Good Thursday AM,
I owe everyone a short recap today after getting carried away with a half dozen or so paragraphs yesterday.
Fortunately, not much going on in the news today. Unemployment claims were a bit lower than expected. GDP was right on target at -.6 for Q2. The unemployment claims dropping is not helping bonds, but despite a big sell-off in equities (Dow is down 500), bonds are hanging in there even after yesterday’s killer rally. Tough to say what happens tomorrow with the release of the PCE numbers and the personal income/personal spending numbers. Things can go either way, and none of us should even try to guess. The Fed puts more weight on these numbers than on CPI, and so should we all. This is code for floating, it is not a good idea. Perhaps the numbers come in tame and bonds rally, but this is now gambling, not investing. At a minimum, it is important that clients understand the gravity of tomorrows numbers.

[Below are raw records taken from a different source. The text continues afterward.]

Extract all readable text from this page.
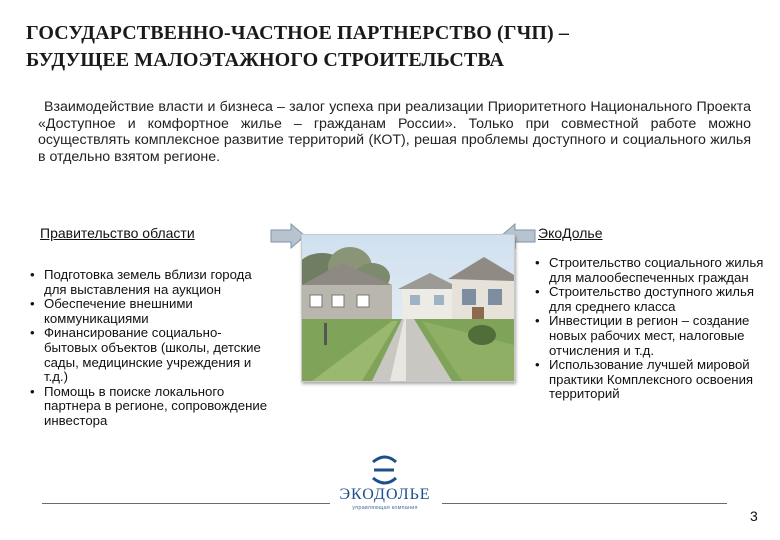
ГОСУДАРСТВЕННО-ЧАСТНОЕ ПАРТНЕРСТВО (ГЧП) –
БУДУЩЕЕ МАЛОЭТАЖНОГО СТРОИТЕЛЬСТВА
Взаимодействие власти и бизнеса – залог успеха при реализации Приоритетного Национального Проекта «Доступное и комфортное жилье – гражданам России». Только при совместной работе можно осуществлять комплексное развитие территорий (КОТ), решая проблемы доступного и социального жилья в отдельно взятом регионе.
Правительство области	ЭкоДолье
• Подготовка земель вблизи города для выставления на аукцион
• Обеспечение внешними коммуникациями
• Финансирование социально-бытовых объектов (школы, детские сады, медицинские учреждения и т.д.)
• Помощь в поиске локального партнера в регионе, сопровождение инвестора
• Строительство социального жилья для малообеспеченных граждан
• Строительство доступного жилья для среднего класса
• Инвестиции в регион – создание новых рабочих мест, налоговые отчисления и т.д.
• Использование лучшей мировой практики Комплексного освоения территорий
ЭКОДОЛЬЕ
управляющая компания	3
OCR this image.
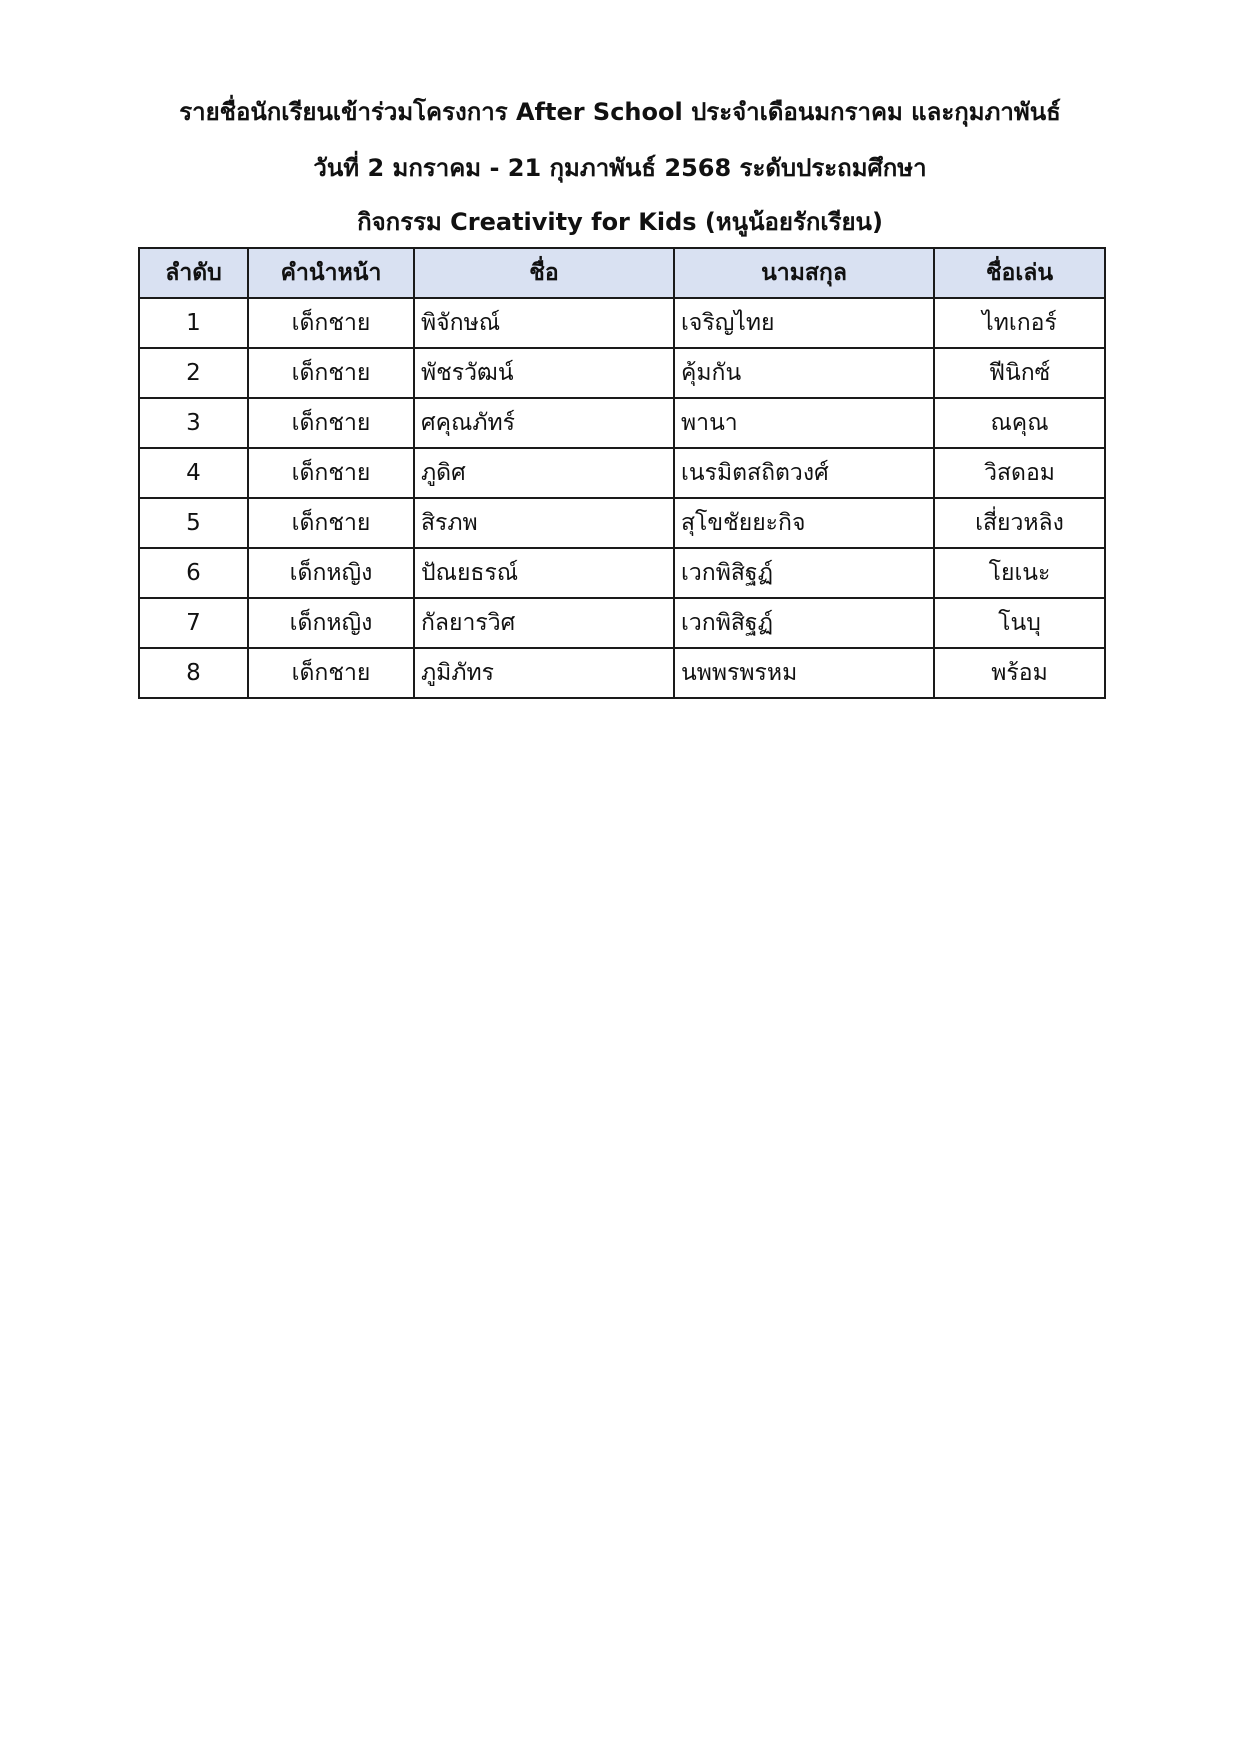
รายชื่อนักเรียนเข้าร่วมโครงการ After School ประจำเดือนมกราคม และกุมภาพันธ์
วันที่ 2 มกราคม - 21 กุมภาพันธ์ 2568 ระดับประถมศึกษา
กิจกรรม Creativity for Kids (หนูน้อยรักเรียน)
ลำดับ	คำนำหน้า	ชื่อ	นามสกุล	ชื่อเล่น
1	เด็กชาย	พิจักษณ์	เจริญไทย	ไทเกอร์
2	เด็กชาย	พัชรวัฒน์	คุ้มกัน	ฟีนิกซ์
3	เด็กชาย	ศคุณภัทร์	พานา	ณคุณ
4	เด็กชาย	ภูดิศ	เนรมิตสถิตวงศ์	วิสดอม
5	เด็กชาย	สิรภพ	สุโขชัยยะกิจ	เสี่ยวหลิง
6	เด็กหญิง	ปัณยธรณ์	เวกพิสิฐฏ์	โยเนะ
7	เด็กหญิง	กัลยารวิศ	เวกพิสิฐฏ์	โนบุ
8	เด็กชาย	ภูมิภัทร	นพพรพรหม	พร้อม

The safe answer is to lock (although my opinion is that PCE and spending will both come in weak).
Along the lines of the cautionary notes above, below is a snippet from the WSJ on inflation, deficits and, bond yields.
It’s tempting to see the market backlash against the British government’s proposed income-tax cut as a uniquely British problem. That would be a mistake. The markets are sending a deeper message: It’s a more dangerous world for deficits. Before the pandemic, depressed private investment and demand kept inflation too low for central banks that targeted 2%. In that world, government deficits helped by putting upward pressure on inflation. This also tended to push up interest rates, not a bad thing when central banks worried more about rates being stuck at zero. The upshot was that, as far as markets were concerned, governments’ capacity to borrow was infinite. Inflation in many countries is too high, and central banks are raising rates at the fastest pace in nearly 40 years. Elected leaders, though, are still stuck in pre-pandemic times. They acknowledge inflation is a problem but continue to borrow as if limits don’t exist. And the country that resembles the U.K. most closely is the U.S. While the reserve status of the dollar and Treasury debt insulates the U.S. from some of the pressures buffeting Britain, its fiscal policy is just as mis-calibrated. Through this point of the year, major bond indexes have never suffered bigger losses. Investors may or may not think Treasury yields appropriately reflect the outlook for U.S. interest rates. But now, the wild card is really what’s happening everywhere else.
And a whopping number, far dwarfing any other US disaster’s price tag, Hurricane Ian’s damage to Florida homes could total $258.5B.
Please remain safe and stay healthy, make today great!